Não pude deixar de rir novamente, ouvindo Haley dizer isso. – Minha querida, não acho que exista muitas distrações no meio do mar.

-Uma companhia, então? – Hellen arriscou, de forma inocente. Porém a frase não passou despercebida pelos ouvidos de Ben, que começara a gargalhar

-O Diego? E uma companhia? Oh céus! Como isso seria bom! Ver o maior solteirão da face da Terra finalmente com alguém!

-Ben, por favor. Não quis dizer isso, Diego! – Hellen tentou remediar a situação. Tampei meus olhos. Era lógico que Ben começaria com esse assunto. Sempre foi lógico.

Sussurrei um "Tudo bem" para ela, enquanto Ed também entrava na brincadeira.

-Não que ele não tivesse pretendentes. Pelo amor de Deus. Era quase impossível acompanhar o Diego quando saíamos a noite. E nem para me ajudar com alguém, hein amigo? Poderia muito bem ter aproveitado a situação.

Os comentários que se seguiram geraram uma onda de risadas e de mais comentários. Todos começaram a inventar probabilidades e imaginar como seria "um mundo onde Diego estivesse com alguém". Nunca me arrependi tanto na vida de ter cedido minha calmaria por esta algazarra por causa de um par de olhos pidões de uma jovenzinha.

Já havíamos terminado o almoço quando percebi que o assunto estava longe de acabar.
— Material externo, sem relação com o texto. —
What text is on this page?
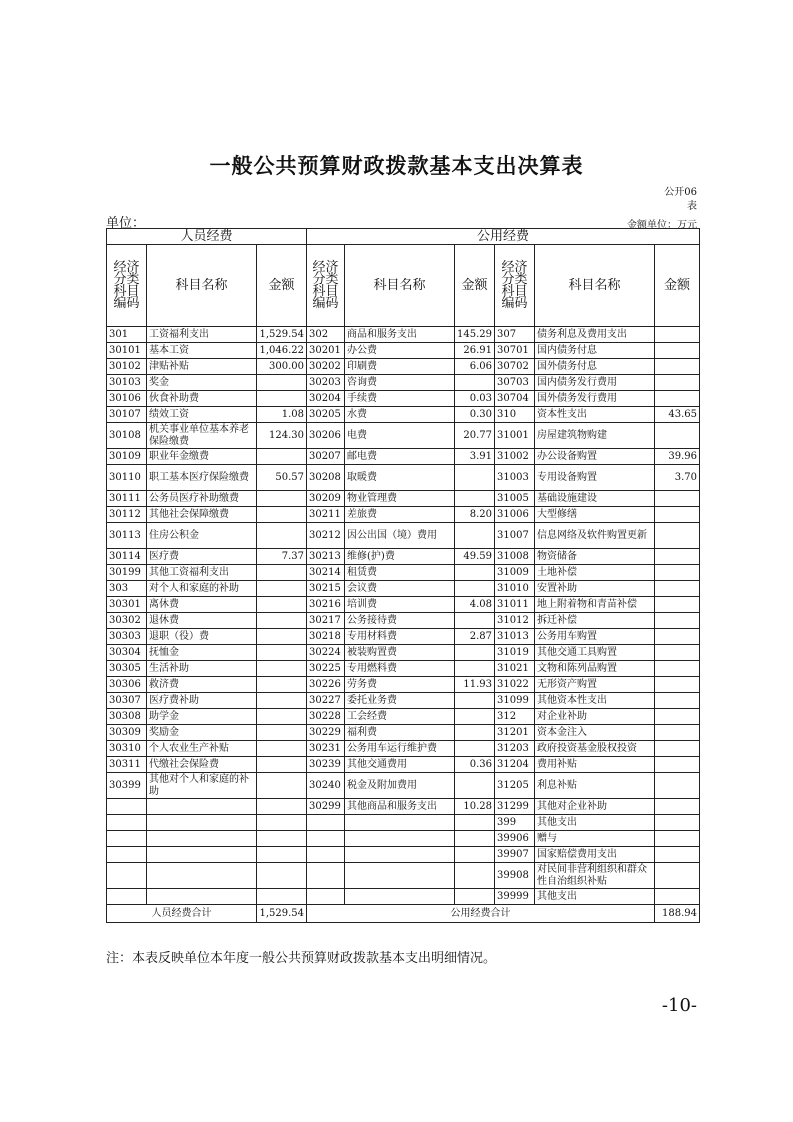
一般公共预算财政拨款基本支出决算表
公开06
表
单位：	金额单位：万元
人员经费			公用经费					
经济分类科目编码	科目名称	金额	经济分类科目编码	科目名称	金额	经济分类科目编码	科目名称	金额
301	工资福利支出	1,529.54	302	商品和服务支出	145.29	307	债务利息及费用支出	
30101	基本工资	1,046.22	30201	办公费	26.91	30701	国内债务付息	
30102	津贴补贴	300.00	30202	印刷费	6.06	30702	国外债务付息	
30103	奖金		30203	咨询费		30703	国内债务发行费用	
30106	伙食补助费		30204	手续费	0.03	30704	国外债务发行费用	
30107	绩效工资	1.08	30205	水费	0.30	310	资本性支出	43.65
30108	机关事业单位基本养老保险缴费	124.30	30206	电费	20.77	31001	房屋建筑物购建	
30109	职业年金缴费		30207	邮电费	3.91	31002	办公设备购置	39.96
30110	职工基本医疗保险缴费	50.57	30208	取暖费		31003	专用设备购置	3.70
30111	公务员医疗补助缴费		30209	物业管理费		31005	基础设施建设	
30112	其他社会保障缴费		30211	差旅费	8.20	31006	大型修缮	
30113	住房公积金		30212	因公出国（境）费用		31007	信息网络及软件购置更新	
30114	医疗费	7.37	30213	维修(护)费	49.59	31008	物资储备	
30199	其他工资福利支出		30214	租赁费		31009	土地补偿	
303	对个人和家庭的补助		30215	会议费		31010	安置补助	
30301	离休费		30216	培训费	4.08	31011	地上附着物和青苗补偿	
30302	退休费		30217	公务接待费		31012	拆迁补偿	
30303	退职（役）费		30218	专用材料费	2.87	31013	公务用车购置	
30304	抚恤金		30224	被装购置费		31019	其他交通工具购置	
30305	生活补助		30225	专用燃料费		31021	文物和陈列品购置	
30306	救济费		30226	劳务费	11.93	31022	无形资产购置	
30307	医疗费补助		30227	委托业务费		31099	其他资本性支出	
30308	助学金		30228	工会经费		312	对企业补助	
30309	奖励金		30229	福利费		31201	资本金注入	
30310	个人农业生产补贴		30231	公务用车运行维护费		31203	政府投资基金股权投资	
30311	代缴社会保险费		30239	其他交通费用	0.36	31204	费用补贴	
30399	其他对个人和家庭的补助		30240	税金及附加费用		31205	利息补贴	
			30299	其他商品和服务支出	10.28	31299	其他对企业补助	
						399	其他支出	
						39906	赠与	
						39907	国家赔偿费用支出	
						39908	对民间非营利组织和群众性自治组织补贴	
						39999	其他支出	
人员经费合计		1,529.54	公用经费合计					188.94
注：本表反映单位本年度一般公共预算财政拨款基本支出明细情况。
-10-
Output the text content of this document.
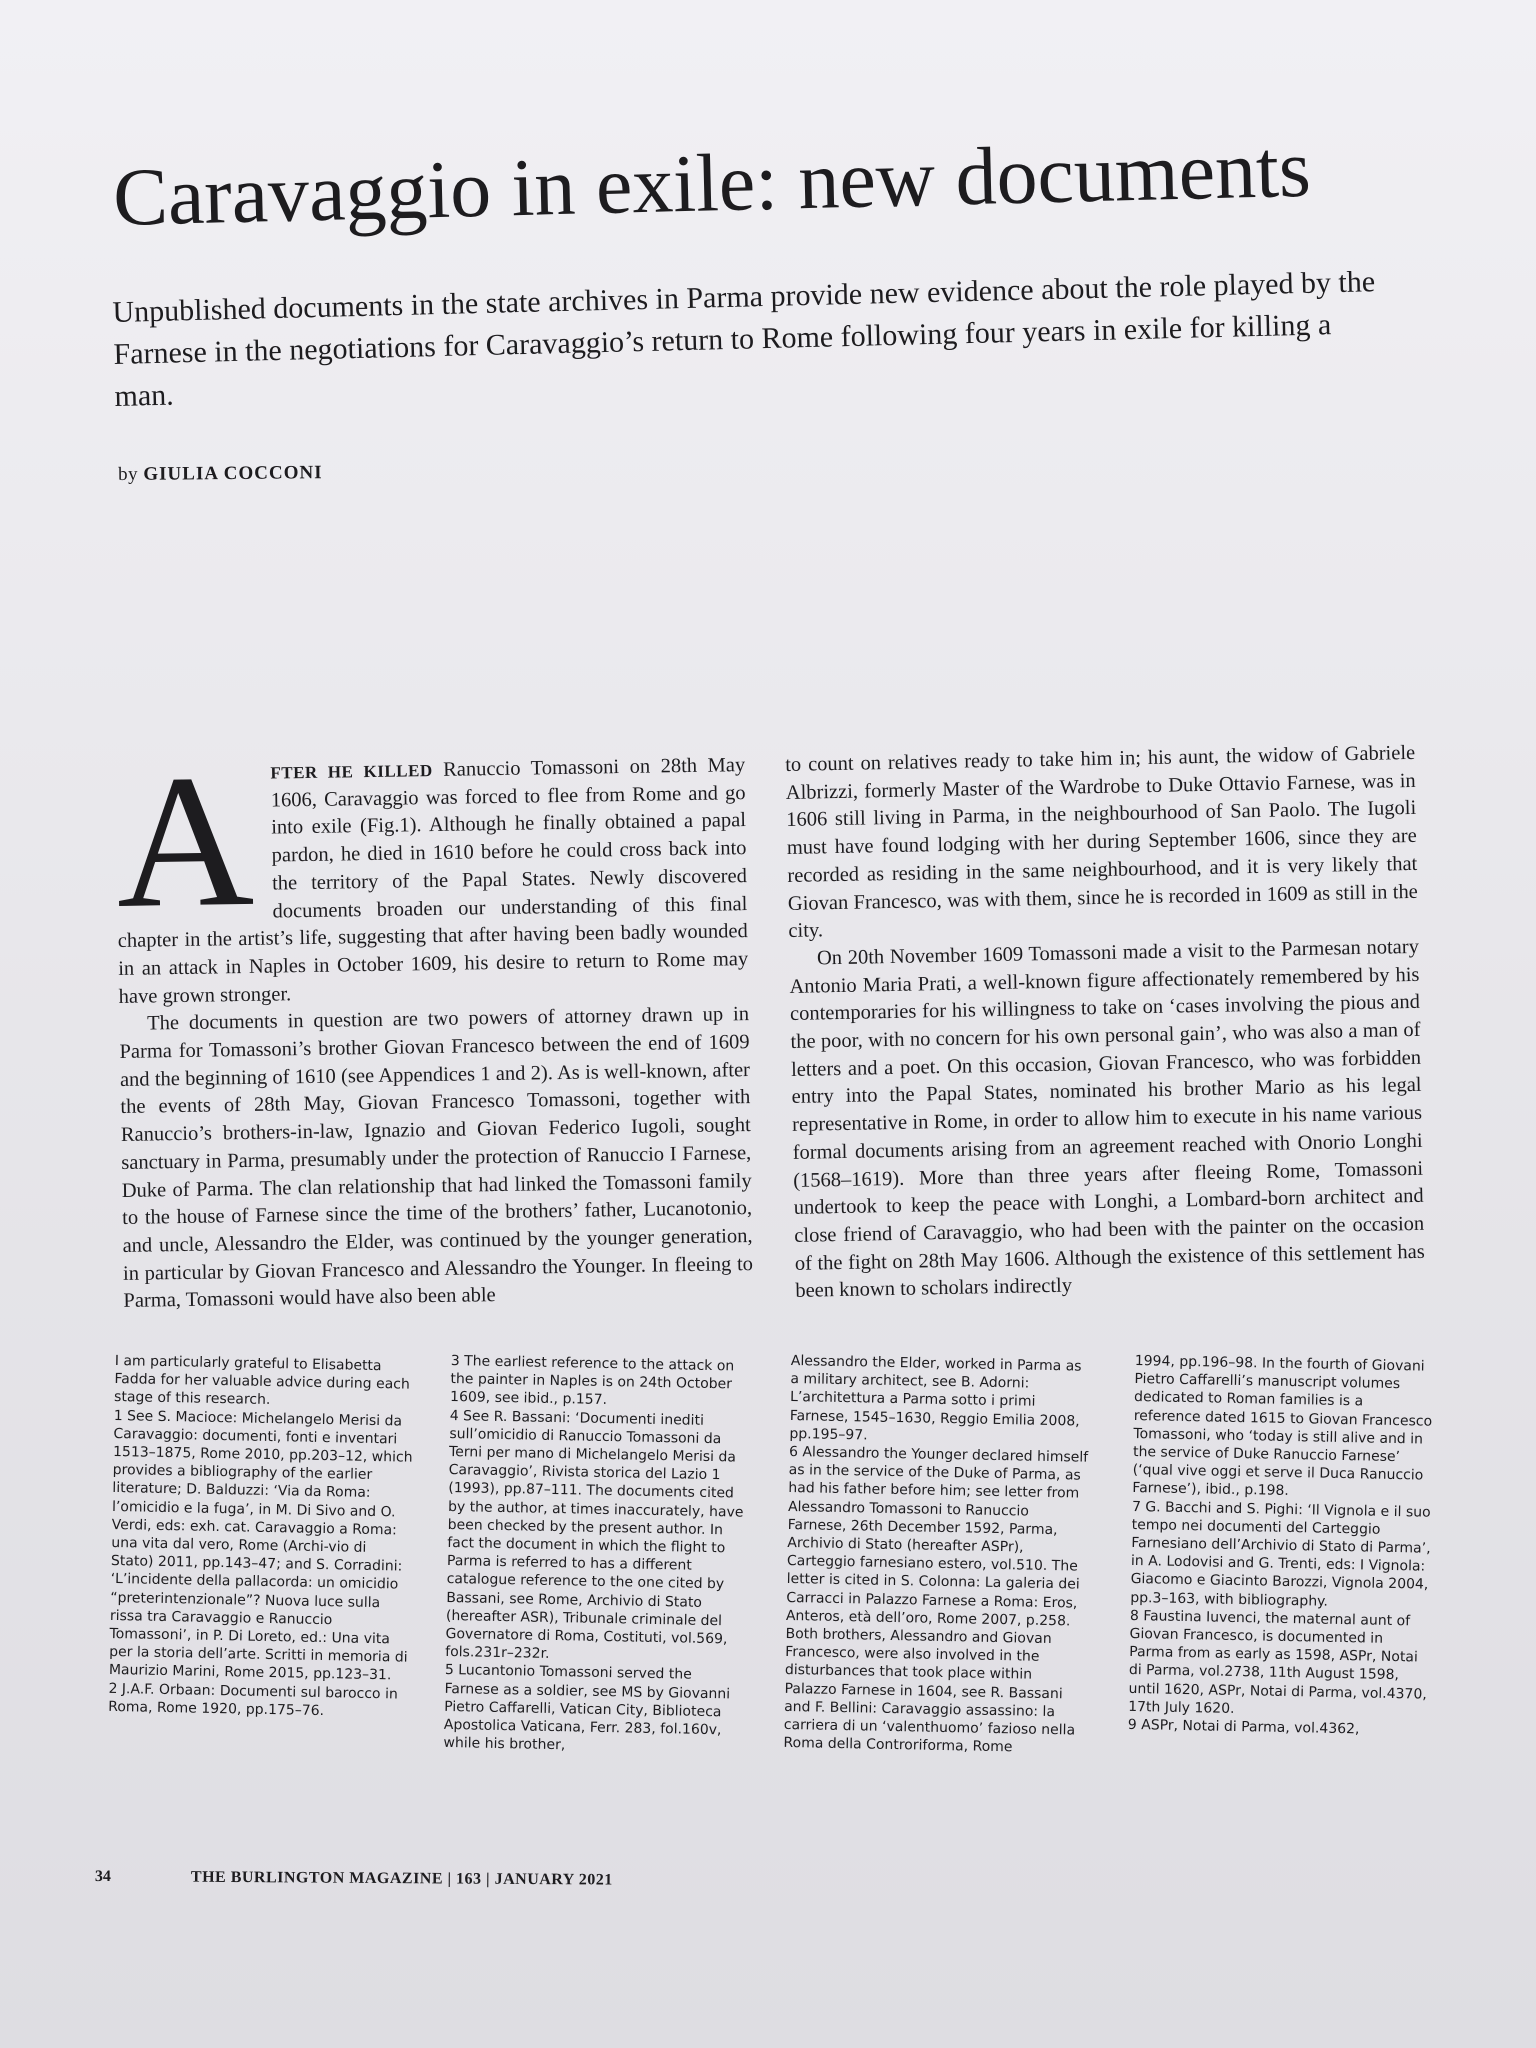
Caravaggio in exile: new documents

Unpublished documents in the state archives in Parma provide new evidence about the role played by the Farnese in the negotiations for Caravaggio’s return to Rome following four years in exile for killing a man.

by GIULIA COCCONI

AFTER HE KILLED Ranuccio Tomassoni on 28th May 1606, Caravaggio was forced to flee from Rome and go into exile (Fig.1). Although he finally obtained a papal pardon, he died in 1610 before he could cross back into the territory of the Papal States. Newly discovered documents broaden our understanding of this final chapter in the artist’s life, suggesting that after having been badly wounded in an attack in Naples in October 1609, his desire to return to Rome may have grown stronger.

The documents in question are two powers of attorney drawn up in Parma for Tomassoni’s brother Giovan Francesco between the end of 1609 and the beginning of 1610 (see Appendices 1 and 2). As is well-known, after the events of 28th May, Giovan Francesco Tomassoni, together with Ranuccio’s brothers-in-law, Ignazio and Giovan Federico Iugoli, sought sanctuary in Parma, presumably under the protection of Ranuccio I Farnese, Duke of Parma. The clan relationship that had linked the Tomassoni family to the house of Farnese since the time of the brothers’ father, Lucanotonio, and uncle, Alessandro the Elder, was continued by the younger generation, in particular by Giovan Francesco and Alessandro the Younger. In fleeing to Parma, Tomassoni would have also been able

to count on relatives ready to take him in; his aunt, the widow of Gabriele Albrizzi, formerly Master of the Wardrobe to Duke Ottavio Farnese, was in 1606 still living in Parma, in the neighbourhood of San Paolo. The Iugoli must have found lodging with her during September 1606, since they are recorded as residing in the same neighbourhood, and it is very likely that Giovan Francesco, was with them, since he is recorded in 1609 as still in the city.

On 20th November 1609 Tomassoni made a visit to the Parmesan notary Antonio Maria Prati, a well-known figure affectionately remembered by his contemporaries for his willingness to take on ‘cases involving the pious and the poor, with no concern for his own personal gain’, who was also a man of letters and a poet. On this occasion, Giovan Francesco, who was forbidden entry into the Papal States, nominated his brother Mario as his legal representative in Rome, in order to allow him to execute in his name various formal documents arising from an agreement reached with Onorio Longhi (1568–1619). More than three years after fleeing Rome, Tomassoni undertook to keep the peace with Longhi, a Lombard-born architect and close friend of Caravaggio, who had been with the painter on the occasion of the fight on 28th May 1606. Although the existence of this settlement has been known to scholars indirectly

I am particularly grateful to Elisabetta Fadda for her valuable advice during each stage of this research.
1 See S. Macioce: Michelangelo Merisi da Caravaggio: documenti, fonti e inventari 1513–1875, Rome 2010, pp.203–12, which provides a bibliography of the earlier literature; D. Balduzzi: ‘Via da Roma: l’omicidio e la fuga’, in M. Di Sivo and O. Verdi, eds: exh. cat. Caravaggio a Roma: una vita dal vero, Rome (Archi-vio di Stato) 2011, pp.143–47; and S. Corradini: ‘L’incidente della pallacorda: un omicidio “preterintenzionale”? Nuova luce sulla rissa tra Caravaggio e Ranuccio Tomassoni’, in P. Di Loreto, ed.: Una vita per la storia dell’arte. Scritti in memoria di Maurizio Marini, Rome 2015, pp.123–31.
2 J.A.F. Orbaan: Documenti sul barocco in Roma, Rome 1920, pp.175–76.
3 The earliest reference to the attack on the painter in Naples is on 24th October 1609, see ibid., p.157.
4 See R. Bassani: ‘Documenti inediti sull’omicidio di Ranuccio Tomassoni da Terni per mano di Michelangelo Merisi da Caravaggio’, Rivista storica del Lazio 1 (1993), pp.87–111. The documents cited by the author, at times inaccurately, have been checked by the present author. In fact the document in which the flight to Parma is referred to has a different catalogue reference to the one cited by Bassani, see Rome, Archivio di Stato (hereafter ASR), Tribunale criminale del Governatore di Roma, Costituti, vol.569, fols.231r–232r.
5 Lucantonio Tomassoni served the Farnese as a soldier, see MS by Giovanni Pietro Caffarelli, Vatican City, Biblioteca Apostolica Vaticana, Ferr. 283, fol.160v, while his brother,
Alessandro the Elder, worked in Parma as a military architect, see B. Adorni: L’architettura a Parma sotto i primi Farnese, 1545–1630, Reggio Emilia 2008, pp.195–97.
6 Alessandro the Younger declared himself as in the service of the Duke of Parma, as had his father before him; see letter from Alessandro Tomassoni to Ranuccio Farnese, 26th December 1592, Parma, Archivio di Stato (hereafter ASPr), Carteggio farnesiano estero, vol.510. The letter is cited in S. Colonna: La galeria dei Carracci in Palazzo Farnese a Roma: Eros, Anteros, età dell’oro, Rome 2007, p.258. Both brothers, Alessandro and Giovan Francesco, were also involved in the disturbances that took place within Palazzo Farnese in 1604, see R. Bassani and F. Bellini: Caravaggio assassino: la carriera di un ‘valenthuomo’ fazioso nella Roma della Controriforma, Rome
1994, pp.196–98. In the fourth of Giovani Pietro Caffarelli’s manuscript volumes dedicated to Roman families is a reference dated 1615 to Giovan Francesco Tomassoni, who ‘today is still alive and in the service of Duke Ranuccio Farnese’ (‘qual vive oggi et serve il Duca Ranuccio Farnese’), ibid., p.198.
7 G. Bacchi and S. Pighi: ‘Il Vignola e il suo tempo nei documenti del Carteggio Farnesiano dell’Archivio di Stato di Parma’, in A. Lodovisi and G. Trenti, eds: I Vignola: Giacomo e Giacinto Barozzi, Vignola 2004, pp.3–163, with bibliography.
8 Faustina Iuvenci, the maternal aunt of Giovan Francesco, is documented in Parma from as early as 1598, ASPr, Notai di Parma, vol.2738, 11th August 1598, until 1620, ASPr, Notai di Parma, vol.4370, 17th July 1620.
9 ASPr, Notai di Parma, vol.4362,
34	THE BURLINGTON MAGAZINE | 163 | JANUARY 2021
Precisava de um jeito de deixar meu nome fora da conversa quando uma ideia me ocorreu. Entrei na brincadeira.

-Muito maduro, gente. Muito maduro. É lógico que isso vai acontecer, um dia. – Esperei que todos parassem de rir e me olhassem quase em transe, esperando que eu completasse a frase, imaginando que talvez eu estivesse cedendo. – Isso é tão certo quanto o fato de que a Haley já tem idade suficiente para começar a gostar de alguém mais do que do pai dela. –Joguei uma piscada para a menina.

Hellen não pode deixar de rir, sabendo da verdade da situação. Ben no mesmo instante mudou de expressão, passando para um ciúmes irracional de pai enquanto virava-se para Haley e começava mais um de seus discursos sobre como "meninos são ruins" e "você jamais vai namorar alguém enquanto eu estiver vivo". Me dando assim a oportunidade perfeita para sair. E ninguém pareceu perceber quando o fiz.